Tout au long de ma vie, les fleurs ont ponctué tous mes moments de bonheur et de tristesse, 

Elles célébreront mes victoires et atténueront les échecs. 

Les fleurs ont été les témoins silencieux de mon parcours, illuminant mes jours sombres et ajoutant de la couleur à mes meilleurs jours.

Lorsque je me suis blessée, les remèdes ont rétabli mon corps, 

tandis que les fleurs de mes proches ont apaisé mon esprit. 

Quelles que soient les circonstances, les fleurs guérissent l’âme et l’esprit. 

Leur odeur est comme un parfum pour le temps, 

rendant les moments importants encore plus agréables. 

Les couleurs nous rappellent l’abondance de la beauté dans le monde

La délicatesse représentant une manière plus douce d’être. 

Pensée qui en ramène une autre… 

Je me souviens du début de l’été pendant mon enfance. 

Les arbres étaient pleins de feuilles vertes émeraude  

L’herbe s’est inspirée des arbres et a poussé sans honte.
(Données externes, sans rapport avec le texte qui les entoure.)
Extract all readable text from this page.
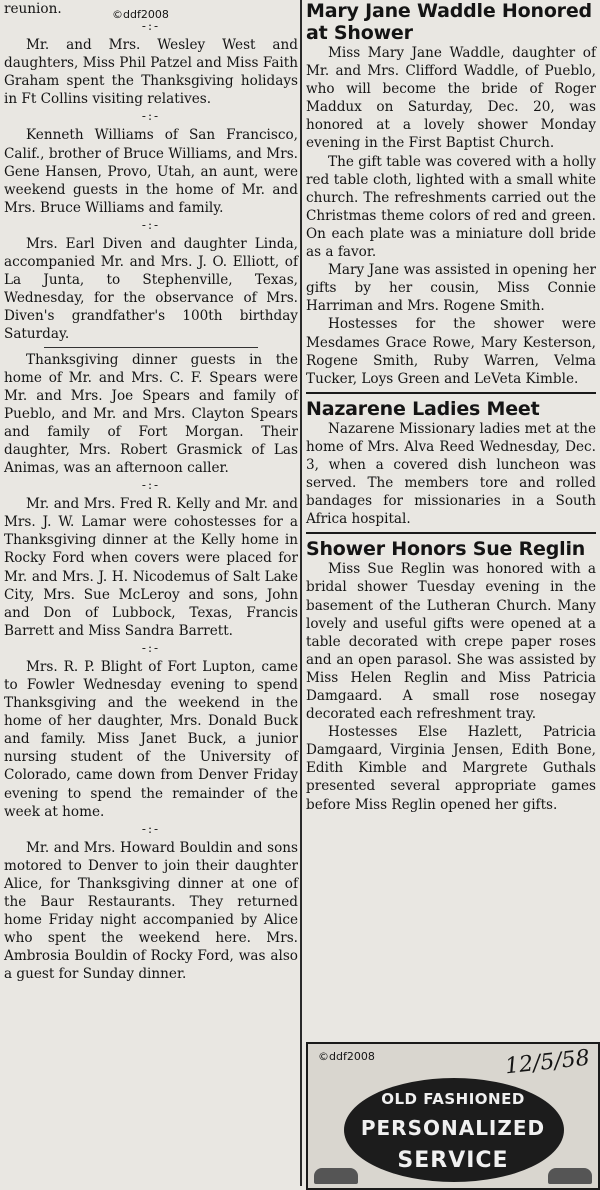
reunion.

-:-

Mr. and Mrs. Wesley West and daughters, Miss Phil Patzel and Miss Faith Graham spent the Thanksgiving holidays in Ft Collins visiting relatives.

-:-

Kenneth Williams of San Francisco, Calif., brother of Bruce Williams, and Mrs. Gene Hansen, Provo, Utah, an aunt, were weekend guests in the home of Mr. and Mrs. Bruce Williams and family.

-:-

Mrs. Earl Diven and daughter Linda, accompanied Mr. and Mrs. J. O. Elliott, of La Junta, to Stephenville, Texas, Wednesday, for the observance of Mrs. Diven's grandfather's 100th birthday Saturday.

Thanksgiving dinner guests in the home of Mr. and Mrs. C. F. Spears were Mr. and Mrs. Joe Spears and family of Pueblo, and Mr. and Mrs. Clayton Spears and family of Fort Morgan. Their daughter, Mrs. Robert Grasmick of Las Animas, was an afternoon caller.

-:-

Mr. and Mrs. Fred R. Kelly and Mr. and Mrs. J. W. Lamar were cohostesses for a Thanksgiving dinner at the Kelly home in Rocky Ford when covers were placed for Mr. and Mrs. J. H. Nicodemus of Salt Lake City, Mrs. Sue McLeroy and sons, John and Don of Lubbock, Texas, Francis Barrett and Miss Sandra Barrett.

-:-

Mrs. R. P. Blight of Fort Lupton, came to Fowler Wednesday evening to spend Thanksgiving and the weekend in the home of her daughter, Mrs. Donald Buck and family. Miss Janet Buck, a junior nursing student of the University of Colorado, came down from Denver Friday evening to spend the remainder of the week at home.

-:-

Mr. and Mrs. Howard Bouldin and sons motored to Denver to join their daughter Alice, for Thanksgiving dinner at one of the Baur Restaurants. They returned home Friday night accompanied by Alice who spent the weekend here. Mrs. Ambrosia Bouldin of Rocky Ford, was also a guest for Sunday dinner.

Mary Jane Waddle Honored at Shower

Miss Mary Jane Waddle, daughter of Mr. and Mrs. Clifford Waddle, of Pueblo, who will become the bride of Roger Maddux on Saturday, Dec. 20, was honored at a lovely shower Monday evening in the First Baptist Church.

The gift table was covered with a holly red table cloth, lighted with a small white church. The refreshments carried out the Christmas theme colors of red and green. On each plate was a miniature doll bride as a favor.

Mary Jane was assisted in opening her gifts by her cousin, Miss Connie Harriman and Mrs. Rogene Smith.

Hostesses for the shower were Mesdames Grace Rowe, Mary Kesterson, Rogene Smith, Ruby Warren, Velma Tucker, Loys Green and LeVeta Kimble.

Nazarene Ladies Meet

Nazarene Missionary ladies met at the home of Mrs. Alva Reed Wednesday, Dec. 3, when a covered dish luncheon was served. The members tore and rolled bandages for missionaries in a South Africa hospital.

Shower Honors Sue Reglin

Miss Sue Reglin was honored with a bridal shower Tuesday evening in the basement of the Lutheran Church. Many lovely and useful gifts were opened at a table decorated with crepe paper roses and an open parasol. She was assisted by Miss Helen Reglin and Miss Patricia Damgaard. A small rose nosegay decorated each refreshment tray.

Hostesses Else Hazlett, Patricia Damgaard, Virginia Jensen, Edith Bone, Edith Kimble and Margrete Guthals presented several appropriate games before Miss Reglin opened her gifts.

12/5/58
OLD FASHIONED
PERSONALIZED
SERVICE
©ddf2008
©ddf2008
Le soleil brûlait comme la plus douce des bougies.

Je me suis souvent assise sur une couverture sous ce soleil, 

Sur cette herbe et entourée de ces arbres. 

Alors, ma mère m’apportait des fruits coupés.

Des raisins, des melons et quelques fraises- mes coups de cœur.

Elle les arrangeait toujours sur une assiette, en forme de visage souriant, arrosés de miel. 

Elle s’asseyait avec moi pour manger les fruits, et nous mangions ensemble.  

Tout en mangeant nous discutions de notre enthousiasme pour les mois à venir. 

Comment le fruit deviendrait plus sucré, 

Comment le soleil deviendrait plus chaud,

Comment les jours s’allongeaient. 

Toutes les conversations étaient émaillées de rires et d’amour.  

Évidemment, le temps allait passer, mais nous ne le suivions pas. 

Le seul indicateur de l’avancement de la journée serait le déplacement du soleil.

Elle m’a toujours encouragé à prolonger les moments de tranquillité comme ça. 

Elle disait, “Quand tu grandis, ces moments n’arrivent plus,”

Mais, je ne suis pas d’accord.

Maintenant je suis grande, et les moments de tranquillité viennent comme le vent. 

Très souvent ils sont petits et dispersés, donc il faut être très attentif. 

Parce qu’ils passent comme le soleil, 

ou comme une assiette avec des fruits disposés en forme de visage souriant, arrosés de miel. 

Aujourd’hui, le soleil brûle pour la première fois cette année. 

Tout le monde était tellement heureux, la chaleur rayonnait sur les visages. 

Je me suis retrouvée à réfléchir à cela. 

Comment l’air froid de l’hiver étouffe cette chaleur. 

Le soleil sur le visage nous pousse vers ces moments de tranquillité. 

Quand l’humanité est réduite à l’essentiel par cette chaleur, 

Il nous reste quelque chose qui est comparable aux fleurs. 

Une essence qui recherche des moments de chaleur et de nourriture dans les mains des autres. 

Parce que finalement, nous buvons tous la même eau et restons tous en vie dans le même vase.

Par conséquent, nous devons nous appuyer les uns sur les autres, et partager ces moments. 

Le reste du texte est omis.